University of Leicester gets £1.3m boost to turn bright ideas into world-changing impacts
The University of Leicester has received £1.3m in funding to help turn the brightest research ideas into world-changing impacts.
The Impact Acceleration Account (IAA) supports critical early-stage translation of UK research to real impacts, transforming public services, creating new jobs, attracting private investment and forging new partnerships with business and charities. Leicester has been awarded three years of funding for an Impact Acceleration Account from the Medical Research Council, as well as a year of funding from Biotechnology and Biological Sciences Research Council.
Funding allows UK teams to unlock the value of their work, including early-stage commercialisation of new technologies and advancing changes to public policy and services such as NHS clinical practice.
One University programme which has previously benefited from IAA funding is LifeMap, led by Professor André Ng, Department of Cardiovascular Sciences.
LifeMap is a product which harnesses patented electrical restitution techniques to make a simple, precise assessment of sudden cardiac death risk, a condition that kills three million people annually.
Using a wire inserted into the groin and up into the heart, this measurement has already been embedded into ECG recordings, which display heart rhythm and electrical activity. The next job is to make it into a much more user-friendly tool. Read more about the work led by Professor Ng.
Professor Ng said: “LifeMap extracts thousands of signals from high resolution digital recordings of the electrical activity of the heart on the ECG to compute our markers of sudden death risk.
“We really appreciate the support from previous IAA funding that allowed us to employ novel artificial intelligence and machine learning techniques towards the development of our automated algorithm which streamlines data analysis and greatly enhances the overall performance of our novel technology.”
Leicester’s researchers are now being encouraged to apply to the £1.3m IAA funding stream, to help advance their projects.

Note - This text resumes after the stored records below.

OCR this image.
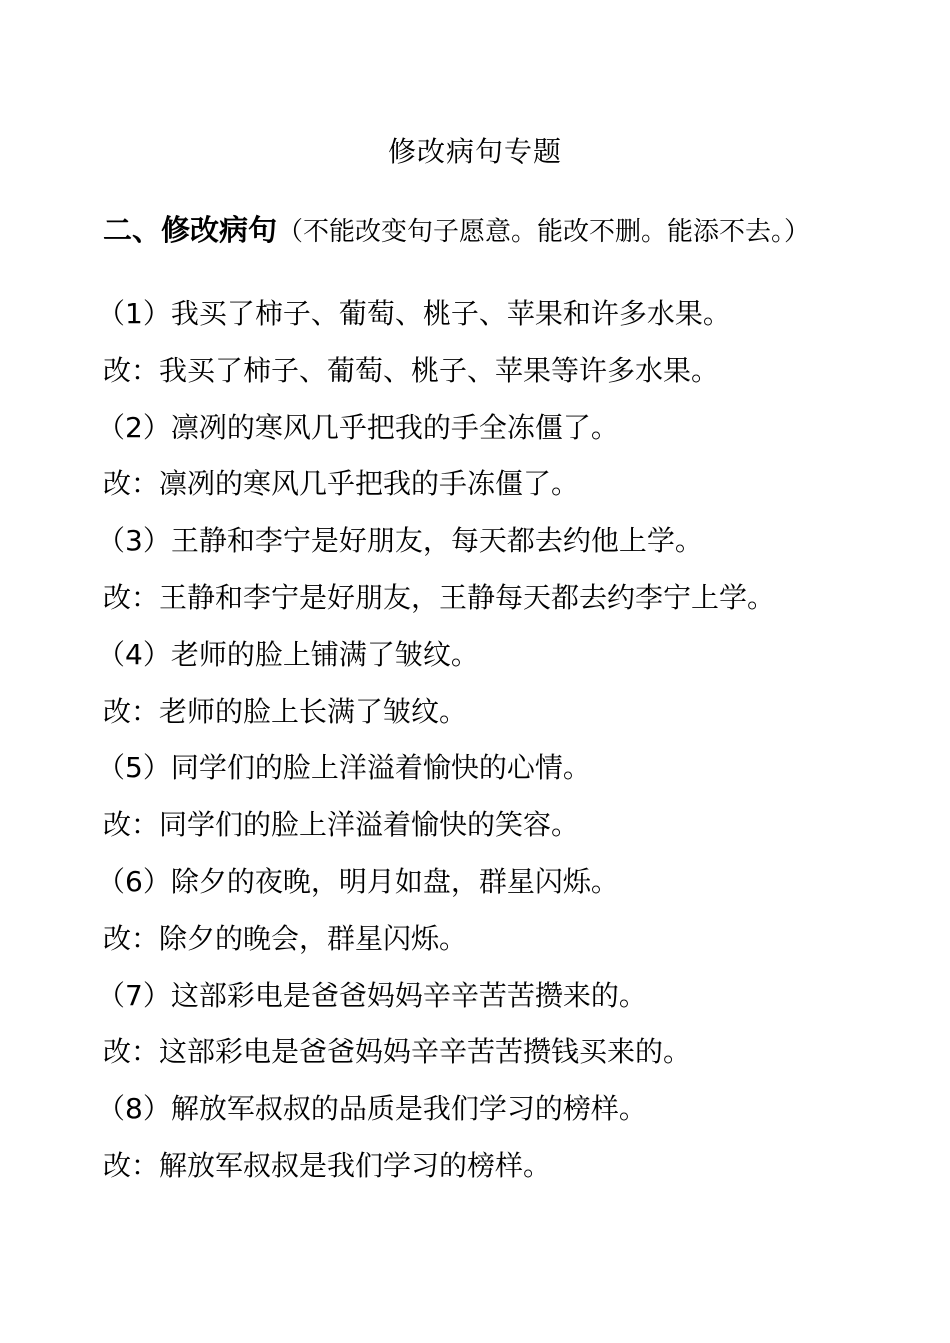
修改病句专题
二、修改病句（不能改变句子愿意。能改不删。能添不去。）
（1）我买了柿子、葡萄、桃子、苹果和许多水果。
改：我买了柿子、葡萄、桃子、苹果等许多水果。
（2）凛冽的寒风几乎把我的手全冻僵了。
改：凛冽的寒风几乎把我的手冻僵了。
（3）王静和李宁是好朋友，每天都去约他上学。
改：王静和李宁是好朋友，王静每天都去约李宁上学。
（4）老师的脸上铺满了皱纹。
改：老师的脸上长满了皱纹。
（5）同学们的脸上洋溢着愉快的心情。
改：同学们的脸上洋溢着愉快的笑容。
（6）除夕的夜晚，明月如盘，群星闪烁。
改：除夕的晚会，群星闪烁。
（7）这部彩电是爸爸妈妈辛辛苦苦攒来的。
改：这部彩电是爸爸妈妈辛辛苦苦攒钱买来的。
（8）解放军叔叔的品质是我们学习的榜样。
改：解放军叔叔是我们学习的榜样。
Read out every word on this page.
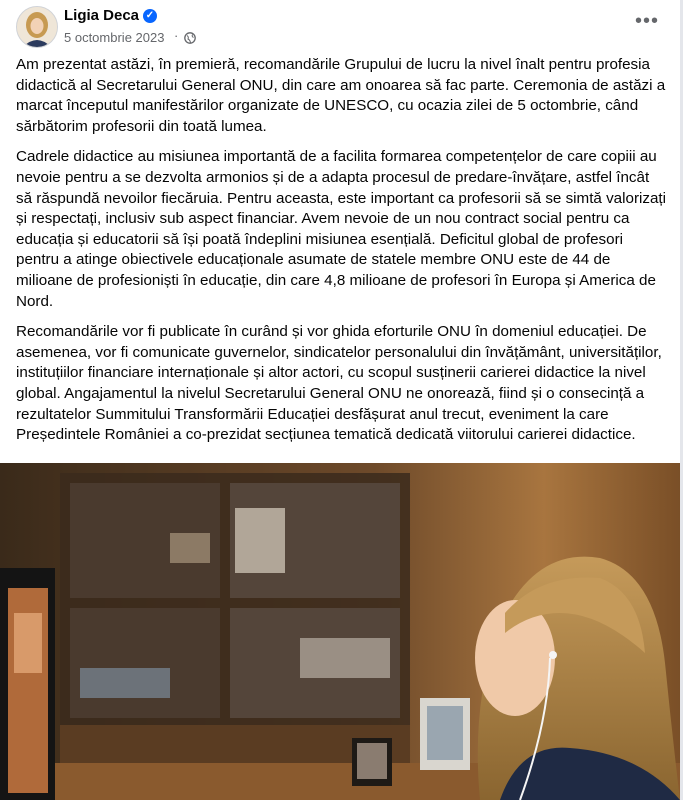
Ligia Deca ✓
5 octombrie 2023 ·
•••

Am prezentat astăzi, în premieră, recomandările Grupului de lucru la nivel înalt pentru profesia didactică al Secretarului General ONU, din care am onoarea să fac parte. Ceremonia de astăzi a marcat începutul manifestărilor organizate de UNESCO, cu ocazia zilei de 5 octombrie, când sărbătorim profesorii din toată lumea.

Cadrele didactice au misiunea importantă de a facilita formarea competențelor de care copiii au nevoie pentru a se dezvolta armonios și de a adapta procesul de predare-învățare, astfel încât să răspundă nevoilor fiecăruia. Pentru aceasta, este important ca profesorii să se simtă valorizați și respectați, inclusiv sub aspect financiar. Avem nevoie de un nou contract social pentru ca educația și educatorii să își poată îndeplini misiunea esențială. Deficitul global de profesori pentru a atinge obiectivele educaționale asumate de statele membre ONU este de 44 de milioane de profesioniști în educație, din care 4,8 milioane de profesori în Europa și America de Nord.

Recomandările vor fi publicate în curând și vor ghida eforturile ONU în domeniul educației. De asemenea, vor fi comunicate guvernelor, sindicatelor personalului din învățământ, universităților, instituțiilor financiare internaționale și altor actori, cu scopul susținerii carierei didactice la nivel global. Angajamentul la nivelul Secretarului General ONU ne onorează, fiind și o consecință a rezultatelor Summitului Transformării Educației desfășurat anul trecut, eveniment la care Președintele României a co-prezidat secțiunea tematică dedicată viitorului carierei didactice.
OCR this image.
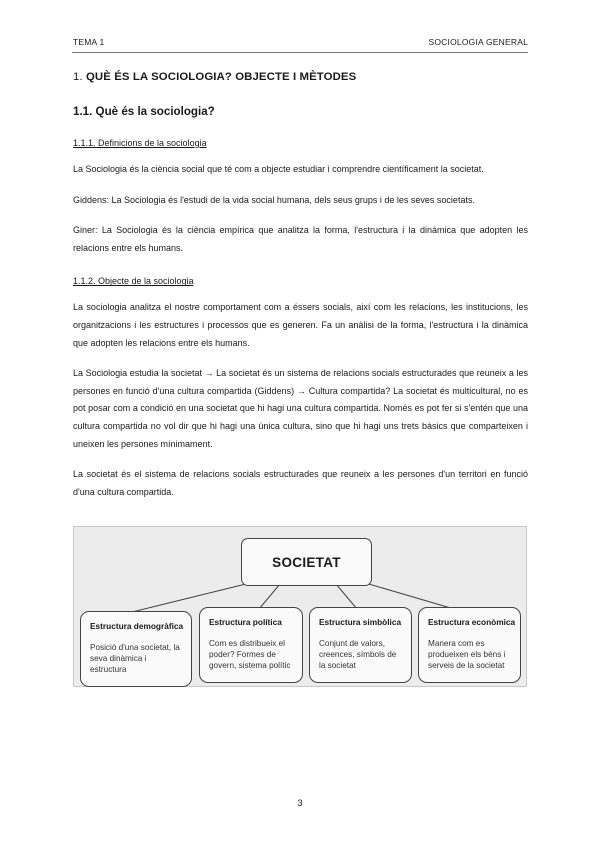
TEMA 1	SOCIOLOGIA GENERAL
1. QUÈ ÉS LA SOCIOLOGIA? OBJECTE I MÈTODES
1.1. Què és la sociologia?
1.1.1. Definicions de la sociologia

La Sociologia és la ciència social que té com a objecte estudiar i comprendre científicament la societat.

Giddens: La Sociologia és l'estudi de la vida social humana, dels seus grups i de les seves societats.

Giner: La Sociologia és la ciència empírica que analitza la forma, l'estructura i la dinàmica que adopten les relacions entre els humans.

1.1.2. Objecte de la sociologia

La sociologia analitza el nostre comportament com a éssers socials, així com les relacions, les institucions, les organitzacions i les estructures i processos que es generen. Fa un anàlisi de la forma, l'estructura i la dinàmica que adopten les relacions entre els humans.

La Sociologia estudia la societat → La societat és un sistema de relacions socials estructurades que reuneix a les persones en funció d'una cultura compartida (Giddens) → Cultura compartida? La societat és multicultural, no es pot posar com a condició en una societat que hi hagi una cultura compartida. Només es pot fer si s'entén que una cultura compartida no vol dir que hi hagi una única cultura, sino que hi hagi uns trets bàsics que comparteixen i uneixen les persones mínimament.

La societat és el sistema de relacions socials estructurades que reuneix a les persones d'un territori en funció d'una cultura compartida.

SOCIETAT
Estructura demogràfica
Posició d'una societat, la seva dinàmica i estructura
Estructura política
Com es distribueix el poder? Formes de govern, sistema polític
Estructura simbòlica
Conjunt de valors, creences, símbols de la societat
Estructura econòmica
Manera com es produeixen els béns i serveis de la societat
3
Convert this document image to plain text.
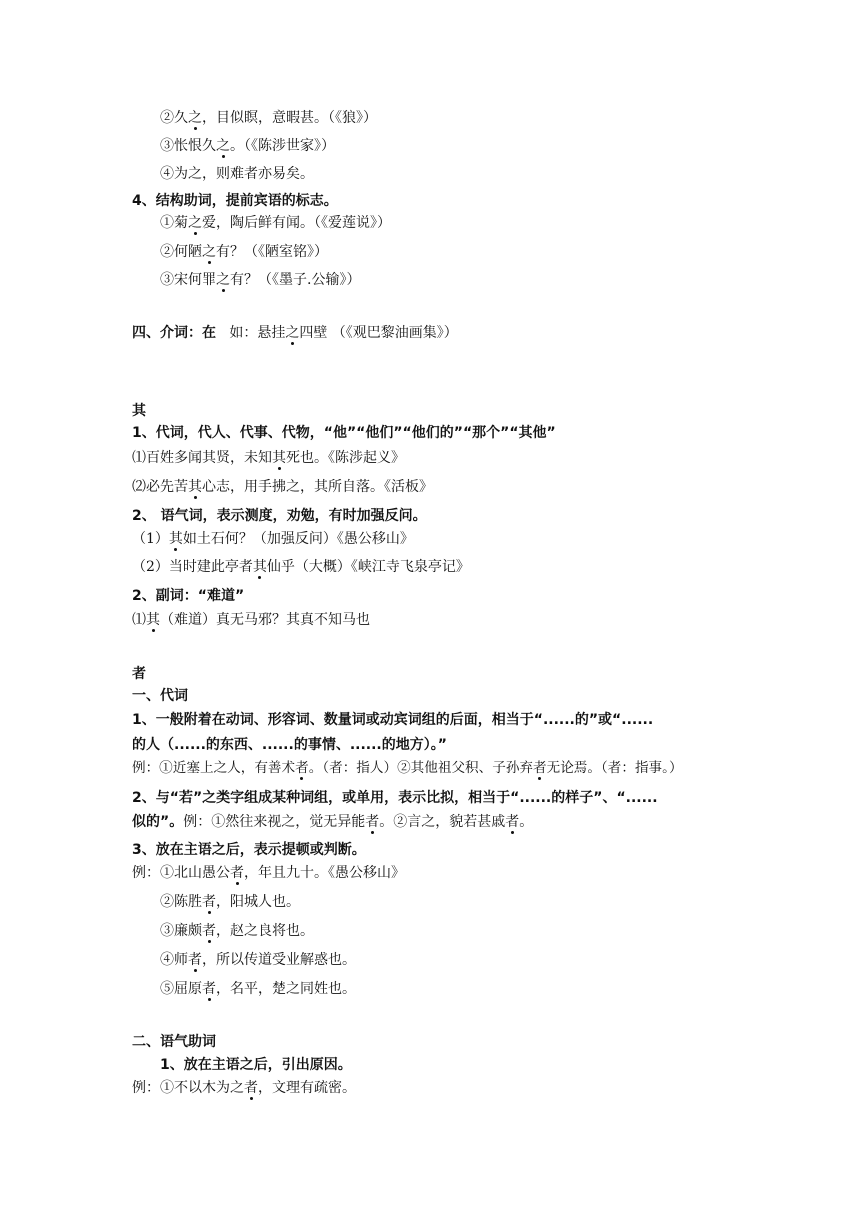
②久之，目似瞑，意暇甚。（《狼》）
③怅恨久之。（《陈涉世家》）
④为之，则难者亦易矣。
4、结构助词，提前宾语的标志。
①菊之爱，陶后鲜有闻。（《爱莲说》）
②何陋之有？（《陋室铭》）
③宋何罪之有？（《墨子.公输》）
四、介词：在 如：悬挂之四壁 （《观巴黎油画集》）
其
1、代词，代人、代事、代物，“他”“他们”“他们的”“那个”“其他”
⑴百姓多闻其贤，未知其死也。《陈涉起义》
⑵必先苦其心志，用手拂之，其所自落。《活板》
2、 语气词，表示测度，劝勉，有时加强反问。
（1）其如土石何？（加强反问）《愚公移山》
（2）当时建此亭者其仙乎（大概）《峡江寺飞泉亭记》
2、副词：“难道”
⑴其（难道）真无马邪？其真不知马也
者
一、代词
1、一般附着在动词、形容词、数量词或动宾词组的后面，相当于“......的”或“......
的人（......的东西、......的事情、......的地方）。”
例：①近塞上之人，有善术者。（者：指人）②其他祖父积、子孙弃者无论焉。（者：指事。）
2、与“若”之类字组成某种词组，或单用，表示比拟，相当于“......的样子”、“......
似的”。例：①然往来视之，觉无异能者。②言之，貌若甚戚者。
3、放在主语之后，表示提顿或判断。
例：①北山愚公者，年且九十。《愚公移山》
②陈胜者，阳城人也。
③廉颇者，赵之良将也。
④师者，所以传道受业解惑也。
⑤屈原者，名平，楚之同姓也。
二、语气助词
1、放在主语之后，引出原因。
例：①不以木为之者，文理有疏密。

Professor Philip Baker, Pro Vice Chancellor, Research & Enterprise at the University, said: “We welcome this vital funding, which will allow us to significantly advance the real-world impacts of some of the brightest research being carried out at the University of Leicester.
“The impact acceleration funding has a fantastic track record in providing support that helps brilliant ideas become realities that make a real difference. LifeMap is one such example, here at Leicester, but there are many other examples of successful initiatives, and I look forward to more research projects benefitting from this funding.”
Professor Baker added: “Our focus on research that brings real-world benefits has been reinforced by our performance in the recently published Research Excellence Framework, which put our Clinical Medicine impact submission in the top 10 in the UK and our Biological Sciences impact at number one. The Medical Research Council and Biotechnology and Biological Sciences Research Council Impact Acceleration Accounts will enable us to make even greater impacts from our excellent research in these disciplines.”
UK Research and Innovation (UKRI), a government body responsible for delivering £8bn research and innovation funding each year, is investing £118 million in the latest round of IAAs to translate research across 64 universities and research organisations.
UKRI Director of Commercialisation Tony Soteriou, said: “The UK is home to some of the brightest, most innovative and creative research teams in the world. They have the ideas and they have the entrepreneurial energy to create businesses and services that could turn sectors on their head.
“What they need, what every great commercial idea needs, is support in the critical early stages. The Impact Acceleration Account is the catalyst that allows projects to grow to the next level, attracting investment, forging partnerships and creating jobs.”